David Butler from the University of California in San Diego traced the recent sex partners of a group of men being evaluated for possible acute (i.e. very recent) HIV infection. By performing phylogenetic analysis on blood and semen samples he determined which partners had transmitted HIV to his patients and which had not. Blood and seminal HIV viral loads were also taken and HSV-2 seropositivity of both source partners and infected partners. Source partners’ CD4 counts were also determined and they were tested for syphilis, gonorrhoea and chlamydia.

Butler traced 43 men who were sexual partners of his acutely-infected patients. Phylogenetic analysis showed that 15 of these had transmitted HIV to his patients and 32 had not.

Transmitting partners were similar to non-transmitting ones in terms of age and CD4 count and there was no significant difference in the proportions who were taking ARVs: one of 15 transmitting partners was on ARVs (6.7%) and five out of 31 non-transmitters (16%), but this was not a statistically significant difference.

Transmitters had higher median seminal viral loads than non-transmitting partners (4,300 versus 380 copies/ml) and higher blood viral loads (55,000 versus 12,000 copies/ml), though of interest was the fact that three of the transmitters, when measured at the time of the study, had seminal viral loads of below 110 copies/ml. Interestingly, blood plasma viral load was significantly associated with transmission (odds ratio, 3.84) but seminal viral load was not (OR, 0.99).

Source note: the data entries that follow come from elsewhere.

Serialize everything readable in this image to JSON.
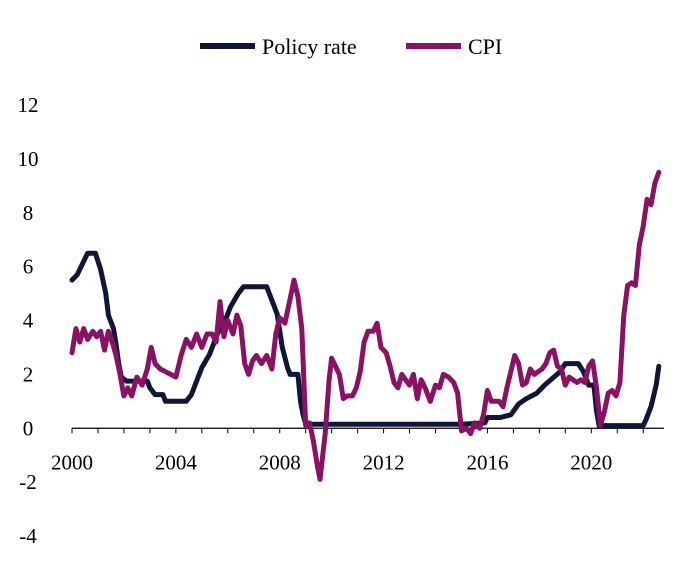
{
  "chart_data": {
    "type": "line",
    "title": "",
    "xlabel": "",
    "ylabel": "",
    "legend_position": "top-center",
    "xlim": [
      2000,
      2022.8
    ],
    "ylim": [
      -4,
      12
    ],
    "grid": false,
    "x_ticks": [
      2000,
      2004,
      2008,
      2012,
      2016,
      2020
    ],
    "x_tick_labels": [
      "2000",
      "2004",
      "2008",
      "2012",
      "2016",
      "2020"
    ],
    "y_ticks": [
      -4,
      -2,
      0,
      2,
      4,
      6,
      8,
      10,
      12
    ],
    "y_tick_labels": [
      "-4",
      "-2",
      "0",
      "2",
      "4",
      "6",
      "8",
      "10",
      "12"
    ],
    "series": [
      {
        "name": "Policy rate",
        "color": "#0f1638",
        "points": [
          [
            2000.0,
            5.5
          ],
          [
            2000.2,
            5.7
          ],
          [
            2000.4,
            6.1
          ],
          [
            2000.6,
            6.5
          ],
          [
            2000.9,
            6.5
          ],
          [
            2001.1,
            5.9
          ],
          [
            2001.3,
            5.0
          ],
          [
            2001.4,
            4.2
          ],
          [
            2001.6,
            3.7
          ],
          [
            2001.7,
            3.1
          ],
          [
            2001.8,
            2.4
          ],
          [
            2001.9,
            1.9
          ],
          [
            2002.1,
            1.75
          ],
          [
            2002.5,
            1.75
          ],
          [
            2002.9,
            1.75
          ],
          [
            2003.0,
            1.5
          ],
          [
            2003.2,
            1.25
          ],
          [
            2003.5,
            1.25
          ],
          [
            2003.6,
            1.0
          ],
          [
            2004.0,
            1.0
          ],
          [
            2004.4,
            1.0
          ],
          [
            2004.6,
            1.25
          ],
          [
            2004.8,
            1.75
          ],
          [
            2005.0,
            2.25
          ],
          [
            2005.3,
            2.75
          ],
          [
            2005.6,
            3.5
          ],
          [
            2005.9,
            4.0
          ],
          [
            2006.1,
            4.5
          ],
          [
            2006.4,
            5.0
          ],
          [
            2006.6,
            5.25
          ],
          [
            2007.0,
            5.25
          ],
          [
            2007.3,
            5.25
          ],
          [
            2007.5,
            5.25
          ],
          [
            2007.7,
            4.75
          ],
          [
            2007.9,
            4.25
          ],
          [
            2008.1,
            3.0
          ],
          [
            2008.3,
            2.25
          ],
          [
            2008.4,
            2.0
          ],
          [
            2008.7,
            2.0
          ],
          [
            2008.8,
            1.0
          ],
          [
            2008.9,
            0.5
          ],
          [
            2009.0,
            0.15
          ],
          [
            2010.0,
            0.15
          ],
          [
            2011.0,
            0.15
          ],
          [
            2012.0,
            0.15
          ],
          [
            2013.0,
            0.15
          ],
          [
            2014.0,
            0.15
          ],
          [
            2015.0,
            0.15
          ],
          [
            2015.9,
            0.2
          ],
          [
            2016.0,
            0.4
          ],
          [
            2016.5,
            0.4
          ],
          [
            2016.9,
            0.5
          ],
          [
            2017.2,
            0.9
          ],
          [
            2017.5,
            1.1
          ],
          [
            2017.9,
            1.3
          ],
          [
            2018.2,
            1.6
          ],
          [
            2018.5,
            1.85
          ],
          [
            2018.8,
            2.1
          ],
          [
            2019.0,
            2.4
          ],
          [
            2019.5,
            2.4
          ],
          [
            2019.7,
            2.1
          ],
          [
            2019.9,
            1.6
          ],
          [
            2020.1,
            1.6
          ],
          [
            2020.2,
            0.65
          ],
          [
            2020.3,
            0.1
          ],
          [
            2020.5,
            0.1
          ],
          [
            2021.0,
            0.1
          ],
          [
            2022.0,
            0.1
          ],
          [
            2022.1,
            0.3
          ],
          [
            2022.3,
            0.8
          ],
          [
            2022.5,
            1.6
          ],
          [
            2022.6,
            2.3
          ]
        ]
      },
      {
        "name": "CPI",
        "color": "#8b1163",
        "points": [
          [
            2000.0,
            2.8
          ],
          [
            2000.15,
            3.7
          ],
          [
            2000.3,
            3.2
          ],
          [
            2000.45,
            3.7
          ],
          [
            2000.6,
            3.3
          ],
          [
            2000.8,
            3.6
          ],
          [
            2000.95,
            3.4
          ],
          [
            2001.1,
            3.6
          ],
          [
            2001.25,
            2.9
          ],
          [
            2001.4,
            3.6
          ],
          [
            2001.55,
            3.2
          ],
          [
            2001.7,
            2.7
          ],
          [
            2001.85,
            2.0
          ],
          [
            2002.0,
            1.2
          ],
          [
            2002.15,
            1.5
          ],
          [
            2002.3,
            1.2
          ],
          [
            2002.5,
            1.9
          ],
          [
            2002.7,
            1.6
          ],
          [
            2002.9,
            2.2
          ],
          [
            2003.05,
            3.0
          ],
          [
            2003.2,
            2.4
          ],
          [
            2003.4,
            2.2
          ],
          [
            2003.6,
            2.1
          ],
          [
            2003.8,
            2.0
          ],
          [
            2004.0,
            1.9
          ],
          [
            2004.2,
            2.7
          ],
          [
            2004.4,
            3.3
          ],
          [
            2004.6,
            3.0
          ],
          [
            2004.8,
            3.5
          ],
          [
            2005.0,
            3.0
          ],
          [
            2005.2,
            3.5
          ],
          [
            2005.4,
            3.5
          ],
          [
            2005.55,
            3.2
          ],
          [
            2005.7,
            4.7
          ],
          [
            2005.85,
            3.4
          ],
          [
            2006.0,
            4.0
          ],
          [
            2006.2,
            3.5
          ],
          [
            2006.35,
            4.2
          ],
          [
            2006.5,
            3.8
          ],
          [
            2006.65,
            2.4
          ],
          [
            2006.8,
            2.0
          ],
          [
            2006.95,
            2.5
          ],
          [
            2007.1,
            2.7
          ],
          [
            2007.3,
            2.4
          ],
          [
            2007.5,
            2.7
          ],
          [
            2007.7,
            2.2
          ],
          [
            2007.85,
            3.5
          ],
          [
            2008.0,
            4.1
          ],
          [
            2008.2,
            3.9
          ],
          [
            2008.4,
            4.8
          ],
          [
            2008.55,
            5.5
          ],
          [
            2008.7,
            4.9
          ],
          [
            2008.85,
            3.7
          ],
          [
            2009.0,
            0.1
          ],
          [
            2009.15,
            0.2
          ],
          [
            2009.3,
            -0.5
          ],
          [
            2009.45,
            -1.4
          ],
          [
            2009.55,
            -1.9
          ],
          [
            2009.75,
            -0.2
          ],
          [
            2009.9,
            1.8
          ],
          [
            2010.0,
            2.6
          ],
          [
            2010.15,
            2.3
          ],
          [
            2010.3,
            2.0
          ],
          [
            2010.45,
            1.1
          ],
          [
            2010.6,
            1.2
          ],
          [
            2010.8,
            1.2
          ],
          [
            2010.95,
            1.5
          ],
          [
            2011.1,
            2.1
          ],
          [
            2011.25,
            3.2
          ],
          [
            2011.4,
            3.6
          ],
          [
            2011.6,
            3.6
          ],
          [
            2011.75,
            3.9
          ],
          [
            2011.9,
            3.0
          ],
          [
            2012.1,
            2.8
          ],
          [
            2012.25,
            2.3
          ],
          [
            2012.4,
            1.7
          ],
          [
            2012.55,
            1.5
          ],
          [
            2012.7,
            2.0
          ],
          [
            2012.85,
            1.8
          ],
          [
            2013.0,
            1.6
          ],
          [
            2013.15,
            2.0
          ],
          [
            2013.3,
            1.1
          ],
          [
            2013.45,
            1.8
          ],
          [
            2013.6,
            1.5
          ],
          [
            2013.8,
            1.0
          ],
          [
            2014.0,
            1.6
          ],
          [
            2014.15,
            1.5
          ],
          [
            2014.3,
            2.0
          ],
          [
            2014.5,
            1.9
          ],
          [
            2014.7,
            1.7
          ],
          [
            2014.85,
            1.3
          ],
          [
            2015.0,
            -0.1
          ],
          [
            2015.2,
            0.0
          ],
          [
            2015.35,
            -0.2
          ],
          [
            2015.5,
            0.2
          ],
          [
            2015.7,
            0.0
          ],
          [
            2015.85,
            0.5
          ],
          [
            2016.0,
            1.4
          ],
          [
            2016.15,
            1.0
          ],
          [
            2016.3,
            1.0
          ],
          [
            2016.45,
            1.0
          ],
          [
            2016.6,
            0.8
          ],
          [
            2016.75,
            1.5
          ],
          [
            2016.9,
            2.1
          ],
          [
            2017.05,
            2.7
          ],
          [
            2017.2,
            2.4
          ],
          [
            2017.35,
            1.6
          ],
          [
            2017.5,
            1.7
          ],
          [
            2017.65,
            2.2
          ],
          [
            2017.8,
            2.0
          ],
          [
            2017.95,
            2.1
          ],
          [
            2018.1,
            2.2
          ],
          [
            2018.25,
            2.4
          ],
          [
            2018.4,
            2.8
          ],
          [
            2018.55,
            2.9
          ],
          [
            2018.7,
            2.3
          ],
          [
            2018.85,
            2.2
          ],
          [
            2019.0,
            1.6
          ],
          [
            2019.15,
            1.9
          ],
          [
            2019.3,
            1.8
          ],
          [
            2019.45,
            1.7
          ],
          [
            2019.6,
            1.8
          ],
          [
            2019.75,
            1.7
          ],
          [
            2019.9,
            2.3
          ],
          [
            2020.05,
            2.5
          ],
          [
            2020.2,
            1.5
          ],
          [
            2020.35,
            0.1
          ],
          [
            2020.5,
            0.6
          ],
          [
            2020.65,
            1.3
          ],
          [
            2020.8,
            1.4
          ],
          [
            2020.95,
            1.2
          ],
          [
            2021.1,
            1.7
          ],
          [
            2021.25,
            4.2
          ],
          [
            2021.4,
            5.3
          ],
          [
            2021.55,
            5.4
          ],
          [
            2021.7,
            5.3
          ],
          [
            2021.85,
            6.8
          ],
          [
            2022.0,
            7.5
          ],
          [
            2022.15,
            8.5
          ],
          [
            2022.3,
            8.3
          ],
          [
            2022.45,
            9.1
          ],
          [
            2022.6,
            9.5
          ]
        ]
      }
    ]
  }
}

However it should be pointed out that blood and seminal viral loads were of course not being measured at the actual time of transmission.

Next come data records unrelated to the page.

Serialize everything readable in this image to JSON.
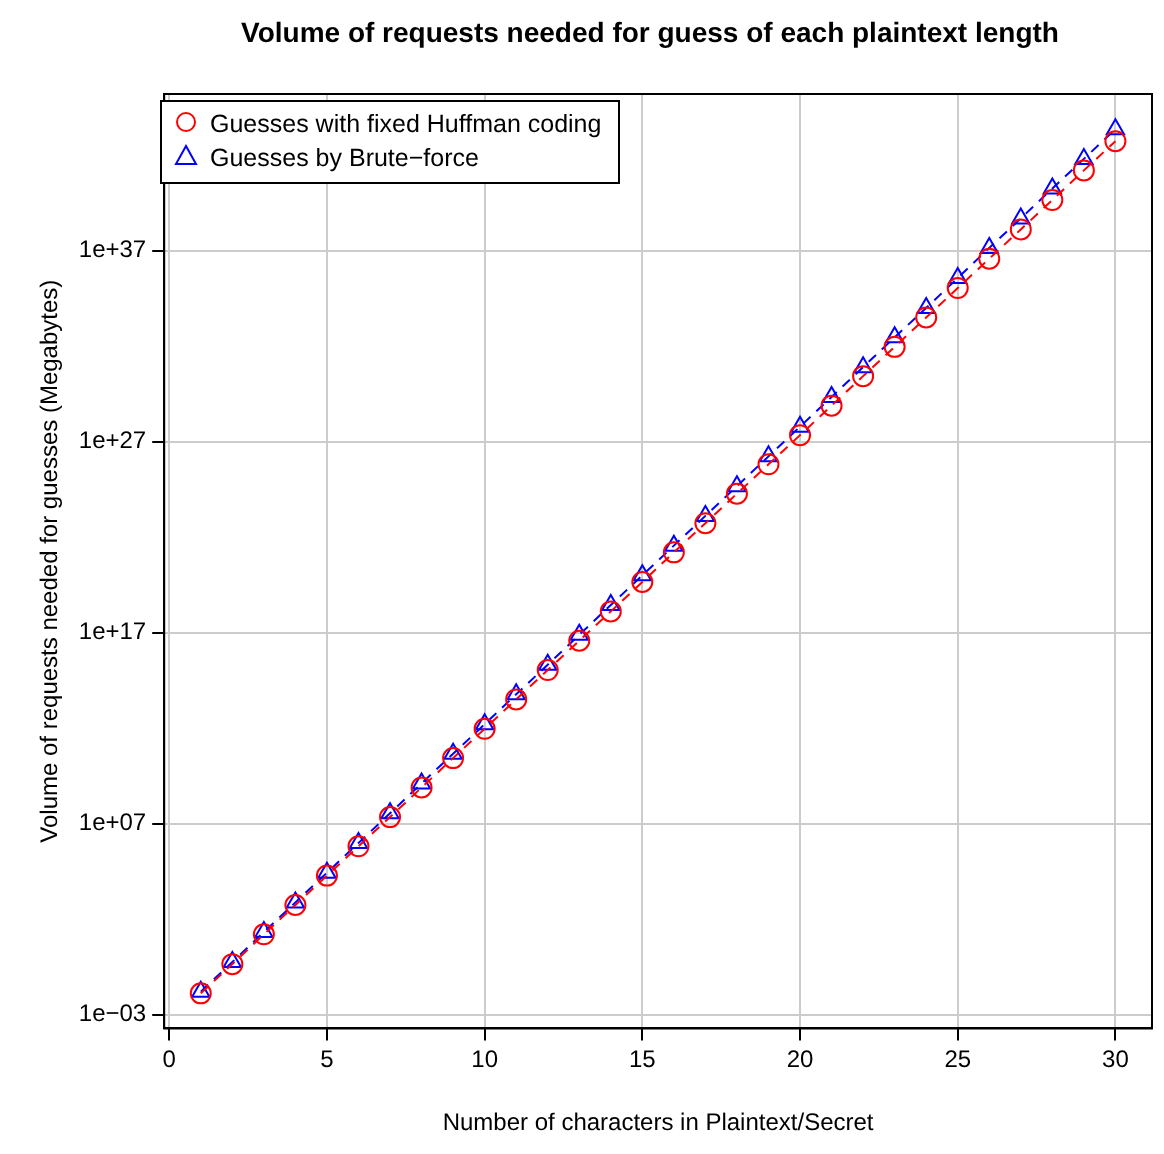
{
  "chart_data": {
    "type": "line",
    "title": "Volume of requests needed for guess of each plaintext length",
    "xlabel": "Number of characters in Plaintext/Secret",
    "ylabel": "Volume of requests needed for guesses (Megabytes)",
    "x": [
      1,
      2,
      3,
      4,
      5,
      6,
      7,
      8,
      9,
      10,
      11,
      12,
      13,
      14,
      15,
      16,
      17,
      18,
      19,
      20,
      21,
      22,
      23,
      24,
      25,
      26,
      27,
      28,
      29,
      30
    ],
    "series": [
      {
        "name": "Guesses with fixed Huffman coding",
        "color": "#ff0000",
        "marker": "circle",
        "values": [
          0.013,
          0.44,
          16,
          550.0,
          19000.0,
          650000.0,
          22000000.0,
          780000000.0,
          27000000000.0,
          920000000000.0,
          32000000000000.0,
          1100000000000000.0,
          3.8e+16,
          1.3e+18,
          4.5e+19,
          1.6e+21,
          5.4e+22,
          1.9e+24,
          6.5e+25,
          2.2e+27,
          7.7e+28,
          2.7e+30,
          9.2e+31,
          3.2e+33,
          1.1e+35,
          3.8e+36,
          1.3e+38,
          4.5e+39,
          1.6e+41,
          5.4e+42
        ]
      },
      {
        "name": "Guesses by Brute−force",
        "color": "#0000ff",
        "marker": "triangle",
        "values": [
          0.016,
          0.57,
          21,
          750.0,
          27000.0,
          970000.0,
          35000000.0,
          1270000000.0,
          46000000000.0,
          1600000000000.0,
          59000000000000.0,
          2100000000000000.0,
          7.7e+16,
          2.8e+18,
          1e+20,
          3.6e+21,
          1.3e+23,
          4.7e+24,
          1.7e+26,
          6.1e+27,
          2.2e+29,
          8e+30,
          2.9e+32,
          1e+34,
          3.7e+35,
          1.4e+37,
          4.9e+38,
          1.8e+40,
          6.4e+41,
          2.3e+43
        ]
      }
    ],
    "xlim": [
      -0.16,
      31.16
    ],
    "xticks": [
      0,
      5,
      10,
      15,
      20,
      25,
      30
    ],
    "ylim": [
      0.00019,
      1.6e+45
    ],
    "yticks": [
      {
        "value": 0.001,
        "label": "1e−03"
      },
      {
        "value": 10000000.0,
        "label": "1e+07"
      },
      {
        "value": 1e+17,
        "label": "1e+17"
      },
      {
        "value": 1e+27,
        "label": "1e+27"
      },
      {
        "value": 1e+37,
        "label": "1e+37"
      }
    ],
    "log": "y",
    "grid": true,
    "legend": "top left",
    "line_style": "dashed"
  }
}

Contrary to what has been seen in other studies, fewer of the infecting partners were themselves recently infected (25%) than the non-infecting partners (60%) and this was statistically significant, though the researchers did not speculate as to why.

Infecting partners were more likely to have a bacterial STI at the time of testing (50% versus 7%, p=

If the source had HSV-2 and the recipient did not, however, transmission was 16 times more likely. A third of transmitters had HSV-2 when their recipient did not, but only 3.4% of non-transmitters and their partners were in this situation.

Taken together, after a series of disappointing results, both of these studies suggest that there is still mileage in the idea of HSV-2 prophylaxis in people with HIV to prevent them transmitting HIV.


Baeten J et al. Herpes simplex virus suppressive treatment decreases plasma and genital HIV-1 viral loads in HSV-2/HIV-1 co-infected women: a randomized, placebo-controlled, cross-over trial. Fifteenth Conference on Retroviruses and Opportunistic Infections, Boston. Abstract 676. 2008.

Butler D et al. Correlates of HIV transmission among MSM. Fifteenth Conference on Retroviruses and Opportunistic Infections, Boston. Abstract 701. 2008.